Winkler Prins Encyclopedie

E. de Bruyne, G.B.J. Hiltermann en H.R. Hoetink (1947)

Gepubliceerd op 23-01-2023

DIESELMOTOREN

betekenis & definitie

heet een groep motoren, genoemd naar de uitvinder Rudolf Diesel, die in 1897 en latere jaren met behulp van constructeurs van M.A.N. en Krupp een motor construeerde, met als brandstof petroleum, met een hoger nuttig effect dan tot op dat moment mogelijk werd geacht.
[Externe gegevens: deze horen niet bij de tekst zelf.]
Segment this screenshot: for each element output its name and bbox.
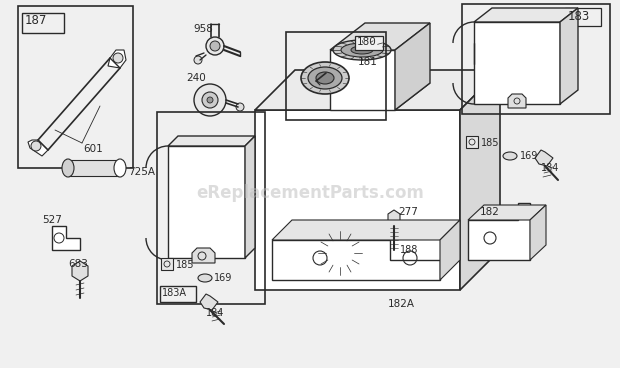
Polygon shape [560,8,578,104]
Polygon shape [255,70,500,110]
Text: 180: 180 [357,37,377,47]
Bar [286,32,386,120]
Polygon shape [474,22,560,104]
Circle shape [207,97,213,103]
Text: 527: 527 [42,215,62,225]
Text: 187: 187 [25,14,47,26]
Circle shape [318,231,362,275]
Text: 240: 240 [186,73,206,83]
Text: 683: 683 [68,259,88,269]
Ellipse shape [62,159,74,177]
Polygon shape [468,205,546,220]
Bar [68,160,120,176]
Circle shape [206,37,224,55]
Bar [466,136,478,148]
Circle shape [194,84,226,116]
Ellipse shape [198,274,212,282]
Text: 183A: 183A [162,288,187,298]
Text: 184: 184 [541,163,559,173]
Text: 188: 188 [400,245,419,255]
Polygon shape [330,83,430,110]
Polygon shape [72,261,88,281]
Polygon shape [440,220,460,280]
Text: 184: 184 [206,308,224,318]
Polygon shape [474,8,578,22]
Circle shape [113,53,123,63]
Circle shape [236,103,244,111]
Ellipse shape [503,152,517,160]
Polygon shape [168,136,255,146]
Polygon shape [52,226,80,250]
Circle shape [334,247,346,259]
Bar [22,13,64,33]
Ellipse shape [114,159,126,177]
Polygon shape [508,94,526,108]
Polygon shape [395,23,430,110]
Text: 181: 181 [358,57,378,67]
Ellipse shape [333,40,391,60]
Polygon shape [388,210,400,226]
Circle shape [210,41,220,51]
Ellipse shape [351,46,373,54]
Text: eReplacementParts.com: eReplacementParts.com [196,184,424,202]
Text: 725A: 725A [128,167,155,177]
Polygon shape [200,294,218,310]
Polygon shape [272,220,460,240]
Ellipse shape [301,62,349,94]
Polygon shape [330,23,430,50]
Text: 182A: 182A [388,299,415,309]
Bar [161,258,173,270]
Circle shape [326,239,354,267]
Polygon shape [245,136,255,258]
Circle shape [194,56,202,64]
Text: 182: 182 [480,207,500,217]
Ellipse shape [341,43,383,57]
Text: 185: 185 [481,138,500,148]
Bar [565,8,601,26]
Polygon shape [272,240,440,280]
Text: 601: 601 [83,144,103,154]
Bar [18,6,133,168]
Circle shape [202,92,218,108]
Polygon shape [192,248,215,263]
Polygon shape [535,150,553,166]
Text: 183: 183 [568,10,590,22]
Bar [157,112,265,304]
Text: 169: 169 [520,151,538,161]
Text: 185: 185 [176,260,195,270]
Polygon shape [168,146,245,258]
Bar [462,4,610,114]
Ellipse shape [308,67,342,89]
Text: 169: 169 [214,273,232,283]
Polygon shape [468,203,530,260]
Ellipse shape [316,72,334,84]
Polygon shape [530,205,546,260]
Polygon shape [108,50,126,68]
Bar [160,286,196,302]
Polygon shape [330,50,395,110]
Text: 277: 277 [398,207,418,217]
Polygon shape [28,140,48,156]
Bar [355,36,383,50]
Polygon shape [460,70,500,290]
Polygon shape [255,110,460,290]
Text: 958: 958 [193,24,213,34]
Circle shape [31,141,41,151]
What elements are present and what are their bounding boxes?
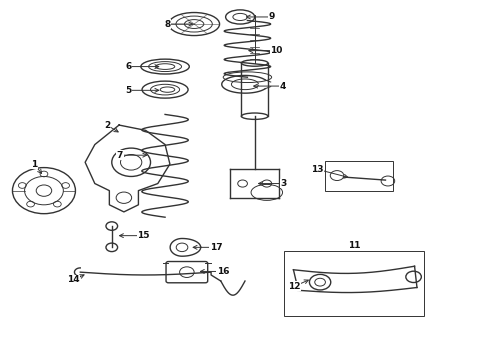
Text: 13: 13: [312, 165, 324, 174]
Text: 2: 2: [104, 121, 110, 130]
Bar: [325, 161, 393, 191]
Text: 15: 15: [137, 231, 149, 240]
Text: 12: 12: [288, 282, 301, 291]
Text: 6: 6: [125, 62, 132, 71]
Text: 9: 9: [269, 13, 275, 22]
Text: 14: 14: [67, 275, 79, 284]
Text: 5: 5: [125, 86, 132, 95]
Text: 7: 7: [117, 151, 123, 160]
Text: 4: 4: [280, 82, 286, 91]
Text: 3: 3: [281, 179, 287, 188]
Text: 17: 17: [210, 243, 222, 252]
Text: 11: 11: [348, 241, 360, 250]
Text: 10: 10: [270, 46, 283, 55]
Text: 8: 8: [164, 19, 171, 28]
Bar: [284, 251, 424, 316]
Text: 1: 1: [31, 159, 37, 168]
Text: 16: 16: [217, 267, 229, 276]
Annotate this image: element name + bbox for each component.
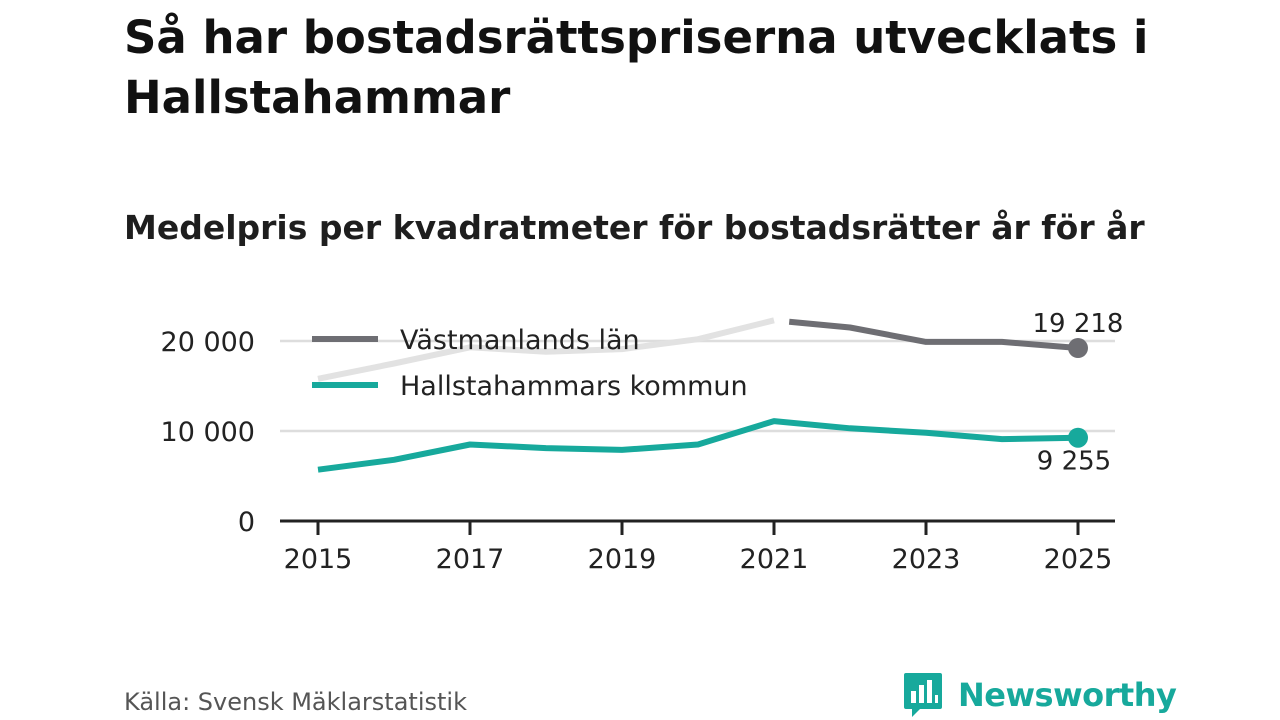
series-line-lan (788, 318, 1079, 352)
x-tick-labels: 2015 2017 2019 2021 2023 2025 (284, 544, 1113, 575)
x-tick-label: 2015 (284, 544, 353, 575)
x-tick-label: 2019 (588, 544, 657, 575)
series-line-lan-faded (317, 317, 775, 382)
y-tick-label: 10 000 (161, 417, 255, 448)
series-line-kommun (317, 418, 1079, 473)
end-label-kommun: 9 255 (1037, 447, 1111, 477)
source-note: Källa: Svensk Mäklarstatistik (124, 688, 467, 716)
brand-logo[interactable]: Newsworthy (902, 670, 1177, 720)
x-axis (280, 519, 1115, 535)
y-tick-label: 0 (238, 507, 255, 538)
y-tick-labels: 0 10 000 20 000 (161, 327, 255, 538)
x-tick-label: 2021 (740, 544, 809, 575)
chart-title: Så har bostadsrättspriserna utvecklats i… (124, 11, 1149, 124)
legend-label-lan: Västmanlands län (400, 325, 640, 356)
newsworthy-logo-icon (904, 673, 942, 717)
end-label-lan: 19 218 (1033, 309, 1124, 339)
end-point-kommun (1068, 427, 1088, 448)
legend: Västmanlands län Hallstahammars kommun (312, 325, 748, 402)
y-tick-label: 20 000 (161, 327, 255, 358)
series-lines (317, 317, 1088, 473)
x-tick-label: 2017 (436, 544, 505, 575)
brand-name: Newsworthy (958, 676, 1177, 714)
chart-subtitle: Medelpris per kvadratmeter för bostadsrä… (124, 208, 1145, 247)
legend-label-kommun: Hallstahammars kommun (400, 371, 748, 402)
x-tick-label: 2023 (892, 544, 961, 575)
x-tick-label: 2025 (1044, 544, 1113, 575)
end-point-lan (1068, 338, 1088, 359)
end-labels: 19 218 9 255 (1033, 309, 1124, 477)
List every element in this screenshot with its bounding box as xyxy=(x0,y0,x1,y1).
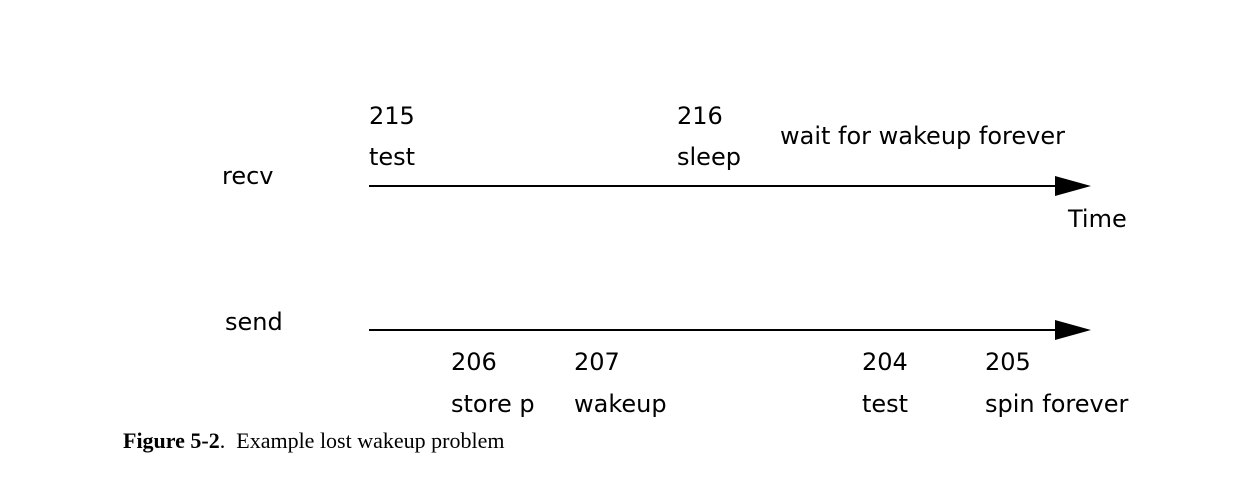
recv-event-216-label: sleep xyxy=(677,143,741,171)
recv-timeline xyxy=(369,185,1059,187)
send-timeline-arrowhead xyxy=(1055,320,1091,340)
recv-thread-label: recv xyxy=(222,162,274,190)
send-event-207-label: wakeup xyxy=(574,390,667,418)
figure-caption: Figure 5-2. Example lost wakeup problem xyxy=(123,426,504,456)
send-event-206-line: 206 xyxy=(451,348,497,376)
send-event-206-label: store p xyxy=(451,390,535,418)
send-timeline xyxy=(369,329,1059,331)
send-event-207-line: 207 xyxy=(574,348,620,376)
figure-caption-label: Figure 5-2 xyxy=(123,428,220,453)
recv-event-215-line: 215 xyxy=(369,102,415,130)
recv-event-216-line: 216 xyxy=(677,102,723,130)
send-event-204-label: test xyxy=(862,390,909,418)
send-event-205-label: spin forever xyxy=(985,390,1129,418)
time-axis-label: Time xyxy=(1068,205,1127,233)
recv-timeline-arrowhead xyxy=(1055,176,1091,196)
send-thread-label: send xyxy=(225,308,283,336)
send-event-204-line: 204 xyxy=(862,348,908,376)
recv-event-215-label: test xyxy=(369,143,416,171)
figure-caption-separator: . xyxy=(219,428,226,453)
recv-wait-note: wait for wakeup forever xyxy=(780,122,1065,150)
send-event-205-line: 205 xyxy=(985,348,1031,376)
figure-caption-text: Example lost wakeup problem xyxy=(236,428,505,453)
In afwijking van reeds voordien bekende motoren werd hierbij lucht gecomprimeerd tot een dusdanige temperatuur, dat de brandstof die op dat moment geïnjecteerd werd, vrijwel spontaan ontbrandde.

Door het verstrekken van licenties op dit type motor werd reeds spoedig (in Nederland in 1903) in alle landen tot de bouw van Dieselmotoren overgegaan en reeds in 1910 bouwde Werkspoor in Nederland de eerste Dieselmotor in een schip, de Vulcanus.De Dieselmotor kenmerkt zich ten opzichte van benzine- en gasmotoren door zijn hoog nuttig effect en daardoor laag specifiek brandstofverbruik (tussen 155 en 180 gr brandstof/epkh). Tegenwoordig wordt als brandstof gebruikt gasolie of Dieselolie. Door het spontaan verbranden van de ingevoerde brandstof in de cylinder vervalt de meestal kwetsbare electrische ontstekingsapparatuur, waarmede benzine- en gasmotoren zijn uitgerust.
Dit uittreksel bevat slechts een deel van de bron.